Mini-cedole o zero coupon?
Se decidesse di offrire mini-cedole anche sui BTp a 3 e 5 anni, attirerebbe ordini nettamente superiori alle sue richieste, spuntando prezzi ancora più alti, teoricamente riducendo gli importi delle successive emissioni. Questa soluzione non è da escludere e per un motivo molto semplice. Le condizioni di mercato non resteranno le stesse per i prossimi anni. Dal 2022, verosimile che il grado di accomodamento monetario della BCE si riduca, innescando un rialzo dei rendimenti sovrani e corporate. A quel punto, a farne le spese sarebbero particolarmente le obbligazioni con “duration” elevata, cioè con scadenze lunghe e/o cedole basse e per questo più volatili.
Poiché l’Italia è la principale sospettata di portare instabilità con la graduale normalizzazione monetaria, il mercato in un certo senso pretenderebbe dai nostri BTp maggiori garanzie contro volatilità future. In altre parole, pur a fronte di rendimenti negativi o tutt’al più appena positivi, probabile che il Tesoro cerchi di attirare capitali collocando titoli con cedole molto basse, praticamente azzerate, ma pur sempre esistenti.
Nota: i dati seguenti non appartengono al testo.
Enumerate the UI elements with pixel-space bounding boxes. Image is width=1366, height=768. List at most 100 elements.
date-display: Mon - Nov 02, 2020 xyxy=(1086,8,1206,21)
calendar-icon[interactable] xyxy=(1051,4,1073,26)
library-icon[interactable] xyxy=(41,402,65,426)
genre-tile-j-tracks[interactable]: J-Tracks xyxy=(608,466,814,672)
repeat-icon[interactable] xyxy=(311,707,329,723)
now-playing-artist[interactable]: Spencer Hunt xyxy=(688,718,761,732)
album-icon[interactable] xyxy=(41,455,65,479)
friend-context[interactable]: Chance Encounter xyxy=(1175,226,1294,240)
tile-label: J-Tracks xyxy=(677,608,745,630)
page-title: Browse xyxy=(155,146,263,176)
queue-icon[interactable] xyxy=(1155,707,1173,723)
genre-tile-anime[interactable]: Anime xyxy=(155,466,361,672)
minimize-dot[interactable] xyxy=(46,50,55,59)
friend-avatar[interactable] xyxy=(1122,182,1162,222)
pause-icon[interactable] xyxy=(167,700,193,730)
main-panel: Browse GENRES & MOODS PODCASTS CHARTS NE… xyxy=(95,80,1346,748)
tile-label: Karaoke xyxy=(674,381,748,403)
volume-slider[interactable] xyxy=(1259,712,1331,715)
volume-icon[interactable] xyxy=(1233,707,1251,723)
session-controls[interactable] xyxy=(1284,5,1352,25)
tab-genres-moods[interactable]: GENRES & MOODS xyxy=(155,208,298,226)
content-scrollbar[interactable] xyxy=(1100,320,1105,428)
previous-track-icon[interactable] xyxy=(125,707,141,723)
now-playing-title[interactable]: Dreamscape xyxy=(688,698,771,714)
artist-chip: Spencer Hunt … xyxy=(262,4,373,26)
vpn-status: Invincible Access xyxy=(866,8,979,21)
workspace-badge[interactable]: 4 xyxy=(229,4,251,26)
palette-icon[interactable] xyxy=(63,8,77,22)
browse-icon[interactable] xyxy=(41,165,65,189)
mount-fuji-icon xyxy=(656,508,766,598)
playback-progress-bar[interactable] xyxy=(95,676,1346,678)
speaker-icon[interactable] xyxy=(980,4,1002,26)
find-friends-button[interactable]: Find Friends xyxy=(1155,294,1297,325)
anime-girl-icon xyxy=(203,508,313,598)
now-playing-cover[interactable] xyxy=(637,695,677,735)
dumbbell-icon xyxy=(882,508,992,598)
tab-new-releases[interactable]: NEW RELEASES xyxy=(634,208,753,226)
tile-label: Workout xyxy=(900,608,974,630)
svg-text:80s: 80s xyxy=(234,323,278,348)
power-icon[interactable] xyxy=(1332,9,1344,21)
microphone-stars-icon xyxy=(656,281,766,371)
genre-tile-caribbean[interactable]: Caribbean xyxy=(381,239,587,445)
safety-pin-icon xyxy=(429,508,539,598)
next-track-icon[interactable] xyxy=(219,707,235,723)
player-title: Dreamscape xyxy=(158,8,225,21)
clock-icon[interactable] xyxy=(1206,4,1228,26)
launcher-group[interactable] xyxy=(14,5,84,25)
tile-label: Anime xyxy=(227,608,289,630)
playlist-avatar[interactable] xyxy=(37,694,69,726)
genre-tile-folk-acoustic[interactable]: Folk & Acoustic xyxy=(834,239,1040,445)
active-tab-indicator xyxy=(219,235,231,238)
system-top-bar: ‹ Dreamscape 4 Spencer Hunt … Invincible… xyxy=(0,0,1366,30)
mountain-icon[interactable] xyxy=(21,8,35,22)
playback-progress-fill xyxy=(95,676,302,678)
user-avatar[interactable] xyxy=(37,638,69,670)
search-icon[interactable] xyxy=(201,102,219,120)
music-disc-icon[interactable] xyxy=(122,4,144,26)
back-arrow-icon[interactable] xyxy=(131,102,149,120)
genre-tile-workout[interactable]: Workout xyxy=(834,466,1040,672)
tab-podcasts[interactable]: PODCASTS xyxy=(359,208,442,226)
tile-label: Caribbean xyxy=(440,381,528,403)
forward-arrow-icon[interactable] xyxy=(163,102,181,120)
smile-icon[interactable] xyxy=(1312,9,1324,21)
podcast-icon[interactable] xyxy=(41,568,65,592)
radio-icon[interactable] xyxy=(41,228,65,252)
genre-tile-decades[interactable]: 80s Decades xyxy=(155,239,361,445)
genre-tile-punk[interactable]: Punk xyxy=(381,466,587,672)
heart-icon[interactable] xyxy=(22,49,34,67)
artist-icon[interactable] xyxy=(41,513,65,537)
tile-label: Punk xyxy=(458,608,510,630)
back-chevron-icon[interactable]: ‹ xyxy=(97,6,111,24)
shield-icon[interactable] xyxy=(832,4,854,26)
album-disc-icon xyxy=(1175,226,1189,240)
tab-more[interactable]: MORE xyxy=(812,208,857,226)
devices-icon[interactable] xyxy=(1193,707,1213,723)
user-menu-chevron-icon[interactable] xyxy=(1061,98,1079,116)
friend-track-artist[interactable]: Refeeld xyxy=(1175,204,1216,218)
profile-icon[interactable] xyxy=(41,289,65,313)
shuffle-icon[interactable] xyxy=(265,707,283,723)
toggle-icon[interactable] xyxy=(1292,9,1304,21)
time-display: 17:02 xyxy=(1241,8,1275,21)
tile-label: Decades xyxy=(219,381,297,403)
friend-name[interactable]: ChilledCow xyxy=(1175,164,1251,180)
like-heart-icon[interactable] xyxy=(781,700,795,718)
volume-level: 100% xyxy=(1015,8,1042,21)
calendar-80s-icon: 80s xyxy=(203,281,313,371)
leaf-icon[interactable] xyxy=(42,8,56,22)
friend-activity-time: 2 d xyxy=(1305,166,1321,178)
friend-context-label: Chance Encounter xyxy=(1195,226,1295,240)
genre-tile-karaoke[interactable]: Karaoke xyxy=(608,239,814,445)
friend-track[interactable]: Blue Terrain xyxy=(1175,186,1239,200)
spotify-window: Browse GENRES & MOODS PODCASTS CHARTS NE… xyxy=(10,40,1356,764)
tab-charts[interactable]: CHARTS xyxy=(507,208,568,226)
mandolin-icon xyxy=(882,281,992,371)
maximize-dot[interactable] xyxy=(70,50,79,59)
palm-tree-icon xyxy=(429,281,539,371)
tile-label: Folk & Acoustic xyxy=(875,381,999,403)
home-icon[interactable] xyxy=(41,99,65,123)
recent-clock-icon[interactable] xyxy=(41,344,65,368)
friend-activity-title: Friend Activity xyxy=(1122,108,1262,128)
Nell’anno che si è già concluso sul fronte delle emissioni, il costo medio della raccolta è stato di appena lo 0,59% e lo stock del debito è salito a una durata media di 6,95 anni, poco sopra i 6,89 anni di fine 2019. Certo, il Tesoro ha dovuto emettere oltre 550 miliardi di euro di nuovo debito, mai così tanto nella nostra storia. Tuttavia, considerato il tracollo dei rendimenti grazie alla BCE, ci saremmo aspettati e avremmo auspicato un allungamento sensibile della vita media dei nostri titoli, così da sfoltire le scadenze nei prossimi anni e segnalare al mercato una maggiore sostenibilità del debito italiano. Sarebbe il caso che accadesse almeno nel 2021, sempre che le condizioni finanziarie restino altrettanto ottimali.